Earned it while growing up without any money, with drugs all around me and crime all over the place. I saw my fair share of guns, Murray. I’ve seen friends die.”
Murray laughed at her. “Oh, is that right? So you grew up in da hood, and that means you know what war is? After you saw someone die, did you run back to your house and turn on MTV?”
“You don’t know me,” Vanessa said. “You don’t know how I grew up.”
“Fine, then educate me. How many people have you killed?”
She said nothing.
“None? Okay, I’ll give you a free pass there. How many times have you held your friend’s head while he bled out, looked into his eyes and promised him you’d make sure his kids would grow up strong? None? Well then, surely you must have had to wipe your friend’s brains off your fucking face, right? How many times have you hidden in a rice paddy as your blood seeps into the filthy water? How many times have you had to kill a twelve-year-old girl because she was shooting her AK at you? Huh?

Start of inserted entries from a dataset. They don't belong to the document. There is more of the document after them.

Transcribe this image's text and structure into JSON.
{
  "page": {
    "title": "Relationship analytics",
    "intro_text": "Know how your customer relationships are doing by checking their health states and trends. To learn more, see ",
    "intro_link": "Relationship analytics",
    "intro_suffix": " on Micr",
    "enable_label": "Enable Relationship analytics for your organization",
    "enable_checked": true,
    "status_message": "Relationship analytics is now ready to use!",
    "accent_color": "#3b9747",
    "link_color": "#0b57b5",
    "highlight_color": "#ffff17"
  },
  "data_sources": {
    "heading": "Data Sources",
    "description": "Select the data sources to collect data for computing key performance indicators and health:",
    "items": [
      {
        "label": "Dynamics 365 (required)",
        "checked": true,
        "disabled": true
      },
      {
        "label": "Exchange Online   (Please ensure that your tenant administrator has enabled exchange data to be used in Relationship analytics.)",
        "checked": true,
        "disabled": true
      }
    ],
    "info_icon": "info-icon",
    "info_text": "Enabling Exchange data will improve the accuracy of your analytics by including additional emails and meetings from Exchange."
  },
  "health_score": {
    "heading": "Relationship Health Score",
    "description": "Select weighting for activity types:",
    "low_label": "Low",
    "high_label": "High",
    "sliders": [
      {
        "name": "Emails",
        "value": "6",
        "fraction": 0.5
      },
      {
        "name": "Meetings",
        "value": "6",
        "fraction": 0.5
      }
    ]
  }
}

Maybe da hood don’t sound so tough now, does it?”
“Murray!” Gutierrez barked. “Your service to this country is no small matter, but that’s enough.”
Murray realized he was breathing hard and sweating. In thirty years of being in this room, in front of six presidents, he’d never snapped like that.
This woman could push his buttons like no other. He pulled some Kleenex from his pocket and wiped the perspiration from his head.
Vanessa didn’t look upset at all. Her poker face was good, but it couldn’t hide her main emotion—satisfaction. She’d won. She’d exposed his mistakes. She’d made him lose his temper, big-time. In her eyes he saw a crystal-clear message—if he was going to save any part of his career, he needed to cave in and back whatever she suggested.
Murray cleared his throat. “I’m sorry, Mister President.”
Gutierrez gave his political smile. “This is a rough situation. We’re all a little short-tempered.”
“Listen, Murray,” Vanessa said. “Believe me, I’m not some hippie who thinks you were a baby killer or something. I respect your service and your experience, but you’re from a different time. This is the reason we came into office. Because people like you think we can just forget someone’s civil rights if it fits the moment.”
Murray’s temper reignited, but he’d be damned if he’d lose it again. He locked his jaw shut. An uneasy silence filled the Oval Office. Gutierrez finally broke it.